En el caso de garrafas y gas propano, la ayuda se acreditará directamente a través de billeteras virtuales como Mercado Pago. Los actuales beneficiarios del Programa Hogar —unos 3.300.000 de familias— pasarán automáticamente al nuevo sistema y recibirán el equivalente a media garrafa mensual todo el año, más una adicional en invierno.
Transición gradual
La implementación será progresiva. En enero de 2026 habrá una bonificación extraordinaria del 25% adicional en electricidad y gas, llevando la cobertura al 75% y al 25%, respectivamente. Ese plus se irá reduciendo mes a mes hasta desaparecer en diciembre, para evitar saltos bruscos en las facturas.
Las boletas comenzarán a reflejar de forma explícita el costo real de la energía, con precios mayoristas unificados: USD 3,80 por millón de BTU para el gas y USD 75 por MWh en electricidad.
Los usuarios registrados en el RASE serán migrados automáticamente, mientras que quienes utilicen gas propano o garrafas y no estén inscriptos deberán registrarse desde enero. La depuración de padrones permitió detectar 2.590.000 casos irregulares, entre ellos 370.000 personas fallecidas y 15.518 hogares en barrios privados con subsidios indebidos.

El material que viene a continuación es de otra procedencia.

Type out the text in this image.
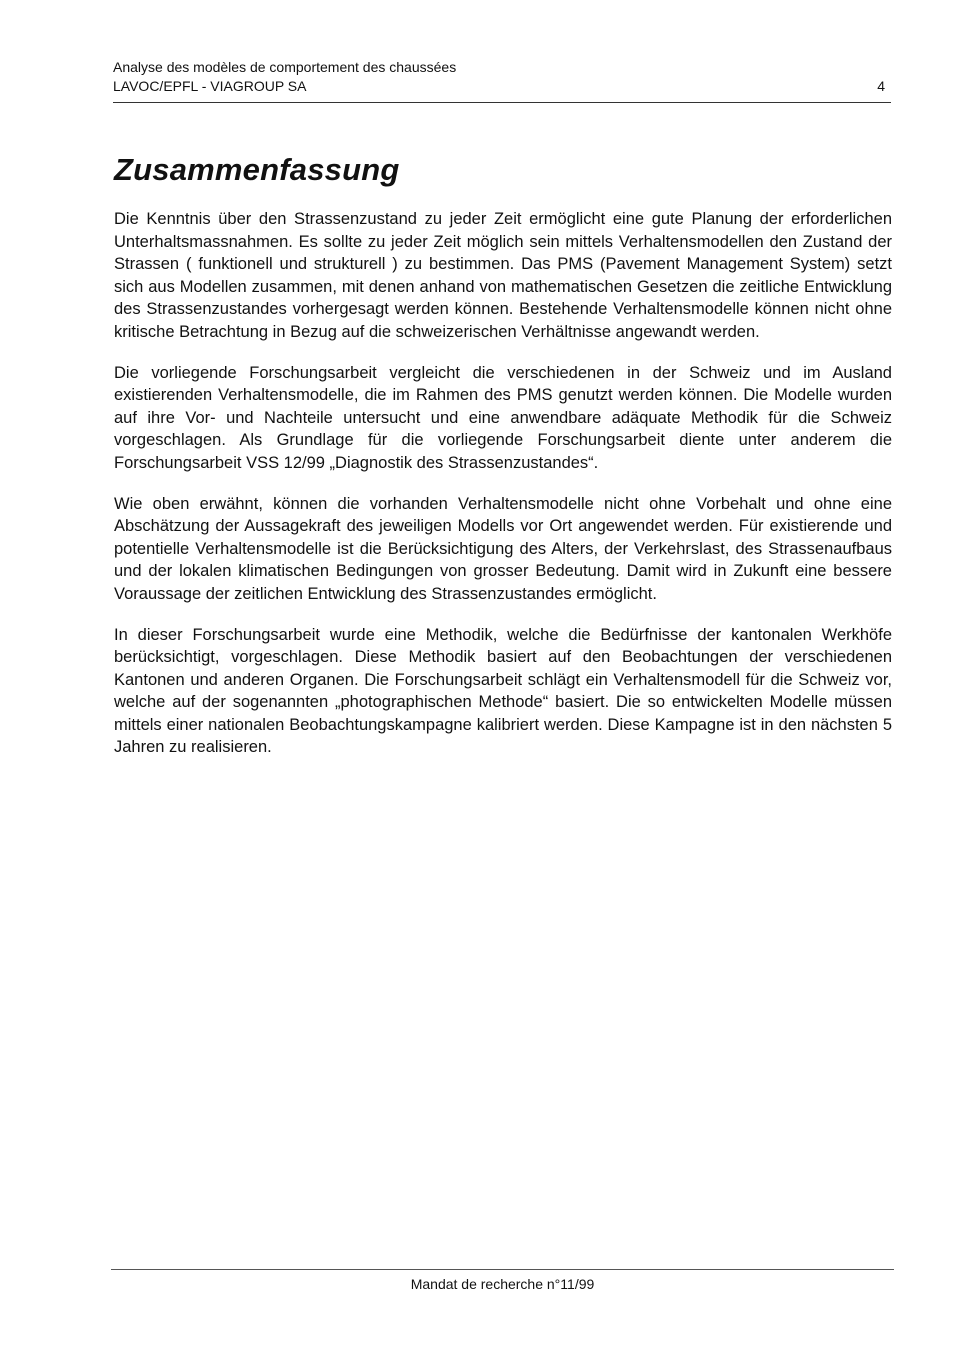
Analyse des modèles de comportement des chaussées
LAVOC/EPFL - VIAGROUP SA	4
Zusammenfassung

Die Kenntnis über den Strassenzustand zu jeder Zeit ermöglicht eine gute Planung der erforderlichen Unterhaltsmassnahmen. Es sollte zu jeder Zeit möglich sein mittels Verhaltensmodellen den Zustand der Strassen ( funktionell und strukturell ) zu bestimmen. Das PMS (Pavement Management System) setzt sich aus Modellen zusammen, mit denen anhand von mathematischen Gesetzen die zeitliche Entwicklung des Strassenzustandes vorhergesagt werden können. Bestehende Verhaltensmodelle können nicht ohne kritische Betrachtung in Bezug auf die schweizerischen Verhältnisse angewandt werden.

Die vorliegende Forschungsarbeit vergleicht die verschiedenen in der Schweiz und im Ausland existierenden Verhaltensmodelle, die im Rahmen des PMS genutzt werden können. Die Modelle wurden auf ihre Vor- und Nachteile untersucht und eine anwendbare adäquate Methodik für die Schweiz vorgeschlagen. Als Grundlage für die vorliegende Forschungsarbeit diente unter anderem die Forschungsarbeit VSS 12/99 „Diagnostik des Strassenzustandes“.

Wie oben erwähnt, können die vorhanden Verhaltensmodelle nicht ohne Vorbehalt und ohne eine Abschätzung der Aussagekraft des jeweiligen Modells vor Ort angewendet werden. Für existierende und potentielle Verhaltensmodelle ist die Berücksichtigung des Alters, der Verkehrslast, des Strassenaufbaus und der lokalen klimatischen Bedingungen von grosser Bedeutung. Damit wird in Zukunft eine bessere Voraussage der zeitlichen Entwicklung des Strassenzustandes ermöglicht.

In dieser Forschungsarbeit wurde eine Methodik, welche die Bedürfnisse der kantonalen Werkhöfe berücksichtigt, vorgeschlagen. Diese Methodik basiert auf den Beobachtungen der verschiedenen Kantonen und anderen Organen. Die Forschungsarbeit schlägt ein Verhaltensmodell für die Schweiz vor, welche auf der sogenannten „photographischen Methode“ basiert. Die so entwickelten Modelle müssen mittels einer nationalen Beobachtungskampagne kalibriert werden. Diese Kampagne ist in den nächsten 5 Jahren zu realisieren.

Mandat de recherche n°11/99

Impacto en tarifas y gasto público
El Gobierno estima que los hogares subsidiados pagarán, en promedio, el 76% del costo de la electricidad y el 79% del gas. Según las proyecciones oficiales, el 80% de los hogares de menores ingresos abonará menos de $34.000 mensuales por gas en el mes más frío, y el 87% pagará menos de $38.000 por electricidad en el pico estacional.
Los usuarios que superen los límites establecidos quedarán fuera del beneficio y pagarán el precio pleno.
En términos fiscales, la meta es reducir el gasto en subsidios energéticos al 0,5% del PBI en 2026 —unos USD 3.000 millones— frente al 1,5% de 2023 y el 0,65% proyectado para 2025. El ajuste se complementará con aumentos graduales en las tarifas y una asistencia focalizada para amortiguar el impacto en los sectores vulnerables.
El esquema también contempla beneficios especiales para zonas frías, cuyo alcance se definirá en el Presupuesto 2026, y prevé auditorías permanentes para garantizar que la asistencia llegue efectivamente a quienes la necesitan. El Gobierno además aseguró que no anticipa cortes masivos en el sistema eléctrico durante el verano, aunque reconoció que persisten riesgos en regiones con infraestructura deficitaria.